English version    Portuguese version

CreditGuard is an application for analyzing loan applications and making data-driven decisions on whether to lend to an applicant. The application uses predictive models to determine the likelihood of an applicant repaying the loan.

The chosen machine learning model is Random Forest, which was trained using the dataset from laotse/credit-risk-dataset. To learn more about the project, read this notebook.

This project was developed as part of the evaluation for the course Smart Deployment: Systems with Predictive Models at SENAC Pernambuco.

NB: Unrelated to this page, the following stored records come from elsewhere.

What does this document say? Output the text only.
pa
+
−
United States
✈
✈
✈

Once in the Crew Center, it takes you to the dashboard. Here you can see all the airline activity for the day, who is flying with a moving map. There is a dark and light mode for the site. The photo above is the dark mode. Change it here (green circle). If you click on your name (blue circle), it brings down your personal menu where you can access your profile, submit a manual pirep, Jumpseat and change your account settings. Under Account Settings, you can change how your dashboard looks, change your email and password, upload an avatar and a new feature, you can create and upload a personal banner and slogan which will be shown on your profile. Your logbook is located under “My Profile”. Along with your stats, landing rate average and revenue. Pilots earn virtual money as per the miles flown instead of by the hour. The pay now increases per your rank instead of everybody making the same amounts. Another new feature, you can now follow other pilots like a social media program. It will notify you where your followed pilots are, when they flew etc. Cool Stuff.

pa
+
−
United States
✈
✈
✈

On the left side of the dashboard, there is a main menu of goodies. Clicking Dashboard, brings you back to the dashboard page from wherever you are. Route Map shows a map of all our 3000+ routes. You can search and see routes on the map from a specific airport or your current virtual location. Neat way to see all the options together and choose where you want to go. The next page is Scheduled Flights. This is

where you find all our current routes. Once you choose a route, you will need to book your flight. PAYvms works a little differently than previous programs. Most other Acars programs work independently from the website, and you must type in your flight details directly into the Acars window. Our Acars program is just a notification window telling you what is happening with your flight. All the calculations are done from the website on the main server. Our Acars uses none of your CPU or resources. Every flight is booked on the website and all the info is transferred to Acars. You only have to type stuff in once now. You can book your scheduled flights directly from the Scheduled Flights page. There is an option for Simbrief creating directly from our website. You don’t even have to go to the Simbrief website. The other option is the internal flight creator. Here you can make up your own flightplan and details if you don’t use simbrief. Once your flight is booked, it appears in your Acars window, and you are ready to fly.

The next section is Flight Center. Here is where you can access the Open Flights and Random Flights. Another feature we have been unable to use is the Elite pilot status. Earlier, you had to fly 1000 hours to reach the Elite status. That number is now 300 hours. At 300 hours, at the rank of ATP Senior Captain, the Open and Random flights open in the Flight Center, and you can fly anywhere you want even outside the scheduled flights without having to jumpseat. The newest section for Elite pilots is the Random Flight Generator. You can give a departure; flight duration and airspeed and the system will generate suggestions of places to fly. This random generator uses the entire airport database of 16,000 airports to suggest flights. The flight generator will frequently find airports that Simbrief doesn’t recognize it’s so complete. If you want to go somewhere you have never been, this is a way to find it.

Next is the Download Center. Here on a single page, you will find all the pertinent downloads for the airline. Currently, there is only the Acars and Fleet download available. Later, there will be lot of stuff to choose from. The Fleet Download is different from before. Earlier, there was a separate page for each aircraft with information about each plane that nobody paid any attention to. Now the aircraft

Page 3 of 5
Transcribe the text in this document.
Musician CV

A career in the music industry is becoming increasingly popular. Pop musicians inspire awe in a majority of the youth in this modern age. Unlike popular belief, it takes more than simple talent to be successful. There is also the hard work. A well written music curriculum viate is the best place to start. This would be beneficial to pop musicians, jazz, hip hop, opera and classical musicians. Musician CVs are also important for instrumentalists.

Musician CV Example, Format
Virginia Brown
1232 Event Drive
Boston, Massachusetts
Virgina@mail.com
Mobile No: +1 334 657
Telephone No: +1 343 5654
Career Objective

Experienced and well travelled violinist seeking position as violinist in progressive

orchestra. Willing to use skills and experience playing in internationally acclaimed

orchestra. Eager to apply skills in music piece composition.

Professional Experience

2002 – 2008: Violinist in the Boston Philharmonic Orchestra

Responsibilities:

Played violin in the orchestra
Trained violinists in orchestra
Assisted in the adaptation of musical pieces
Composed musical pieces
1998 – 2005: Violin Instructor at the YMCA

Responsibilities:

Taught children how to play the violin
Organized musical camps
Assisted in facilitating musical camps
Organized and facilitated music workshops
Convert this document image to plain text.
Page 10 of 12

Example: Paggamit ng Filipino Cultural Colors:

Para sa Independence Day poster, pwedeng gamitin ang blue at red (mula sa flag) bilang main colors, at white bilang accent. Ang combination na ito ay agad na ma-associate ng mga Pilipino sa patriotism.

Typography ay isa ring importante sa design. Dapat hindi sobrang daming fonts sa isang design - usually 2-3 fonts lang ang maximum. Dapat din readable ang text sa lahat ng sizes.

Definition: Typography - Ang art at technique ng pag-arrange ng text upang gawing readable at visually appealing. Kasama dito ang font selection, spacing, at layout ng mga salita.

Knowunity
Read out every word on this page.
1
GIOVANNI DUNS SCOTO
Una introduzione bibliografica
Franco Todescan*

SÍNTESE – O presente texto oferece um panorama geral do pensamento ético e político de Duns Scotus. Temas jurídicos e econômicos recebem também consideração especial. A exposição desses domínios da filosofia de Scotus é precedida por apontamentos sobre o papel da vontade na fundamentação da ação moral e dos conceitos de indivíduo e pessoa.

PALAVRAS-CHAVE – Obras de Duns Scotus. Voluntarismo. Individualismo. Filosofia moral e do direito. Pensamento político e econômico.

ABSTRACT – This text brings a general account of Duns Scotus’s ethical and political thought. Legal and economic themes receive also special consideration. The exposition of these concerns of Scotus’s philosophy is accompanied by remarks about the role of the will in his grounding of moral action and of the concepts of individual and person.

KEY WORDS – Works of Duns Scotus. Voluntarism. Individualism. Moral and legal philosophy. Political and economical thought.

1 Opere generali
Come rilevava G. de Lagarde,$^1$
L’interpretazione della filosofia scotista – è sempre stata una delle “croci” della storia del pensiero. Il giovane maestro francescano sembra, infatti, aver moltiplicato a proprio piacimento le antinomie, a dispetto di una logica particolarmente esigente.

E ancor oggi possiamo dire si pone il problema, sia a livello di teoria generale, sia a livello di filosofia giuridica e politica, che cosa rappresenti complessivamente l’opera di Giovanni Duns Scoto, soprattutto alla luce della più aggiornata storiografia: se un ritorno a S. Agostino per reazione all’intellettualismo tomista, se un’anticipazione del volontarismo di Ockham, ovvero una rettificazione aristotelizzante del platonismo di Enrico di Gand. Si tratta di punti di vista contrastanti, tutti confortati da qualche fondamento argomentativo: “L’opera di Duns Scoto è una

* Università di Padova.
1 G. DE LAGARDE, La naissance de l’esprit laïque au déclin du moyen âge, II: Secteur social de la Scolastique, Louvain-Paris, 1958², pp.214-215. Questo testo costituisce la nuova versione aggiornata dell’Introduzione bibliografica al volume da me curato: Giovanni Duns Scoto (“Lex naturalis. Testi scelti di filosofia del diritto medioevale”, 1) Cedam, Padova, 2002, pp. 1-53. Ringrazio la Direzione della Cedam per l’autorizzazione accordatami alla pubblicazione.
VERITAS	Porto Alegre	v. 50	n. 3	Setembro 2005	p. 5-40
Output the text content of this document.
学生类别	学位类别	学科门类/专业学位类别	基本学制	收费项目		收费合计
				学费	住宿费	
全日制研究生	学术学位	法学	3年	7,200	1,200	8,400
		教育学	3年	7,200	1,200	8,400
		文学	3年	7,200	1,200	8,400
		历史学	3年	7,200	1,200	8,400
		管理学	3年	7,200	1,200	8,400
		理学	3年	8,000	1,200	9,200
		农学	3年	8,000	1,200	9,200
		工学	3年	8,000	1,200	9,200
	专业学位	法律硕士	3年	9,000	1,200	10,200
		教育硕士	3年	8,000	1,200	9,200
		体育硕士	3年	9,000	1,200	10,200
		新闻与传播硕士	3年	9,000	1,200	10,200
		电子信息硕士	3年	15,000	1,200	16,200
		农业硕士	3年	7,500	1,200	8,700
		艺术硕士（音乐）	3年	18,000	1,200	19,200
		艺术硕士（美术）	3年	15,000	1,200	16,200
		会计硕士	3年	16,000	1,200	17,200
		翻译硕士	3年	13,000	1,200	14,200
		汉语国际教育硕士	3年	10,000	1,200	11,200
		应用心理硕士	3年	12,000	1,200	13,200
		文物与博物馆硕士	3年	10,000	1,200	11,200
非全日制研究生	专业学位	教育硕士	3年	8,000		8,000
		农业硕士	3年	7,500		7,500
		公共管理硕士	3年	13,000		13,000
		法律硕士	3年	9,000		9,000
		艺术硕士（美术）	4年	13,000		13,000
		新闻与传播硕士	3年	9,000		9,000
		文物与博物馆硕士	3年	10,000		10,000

Microservices Architecture

The project was developed with a microservices architecture, consisting of the following components:

1. backend

  • The backend component is responsible for all business logic, including exposing APIs, authentication, authorization, and data management.

2. frontend

  • The frontend component is responsible for the user interface, providing an interactive and responsive experience for the end users. It communicates with the backend via APIs.

3. etl

  • The etl component is responsible for extracting, transforming, and loading the data into the database. It is also in charge of correcting and cleaning data, performing the following transformations:

    • Age Correction:
      • It was identified that some records had unrealistic ages, such as 140 years. Based on the assumption that no one should be older than 115 years, the ages of these records were corrected.
      • The correction was done by replacing the ages of these outliers with the average age of the 5 most similar records using the KNN algorithm.
    • Missing Data Imputation:
      • For missing data, imputation was applied using the average of the 5 nearest records, utilizing the KNN algorithm.
    • Categorical Variable Transformation:
      • Categorical variables, both ordinal and nominal, were transformed using the One-Hot-Encoding technique (for nominal variables) and Label Encoding (for ordinal variables).
    • Variable Scaling:
      • Continuous and discrete variables were scaled to optimize the model learning. The technique used was normalization/standardization, which was saved in the etl component to be used later.
    • Saving the Scaling Model:
      • The scaling model was trained and saved locally to be reused for future transformations.
    • Note: The etl component is also responsible for saving the variable scaling model.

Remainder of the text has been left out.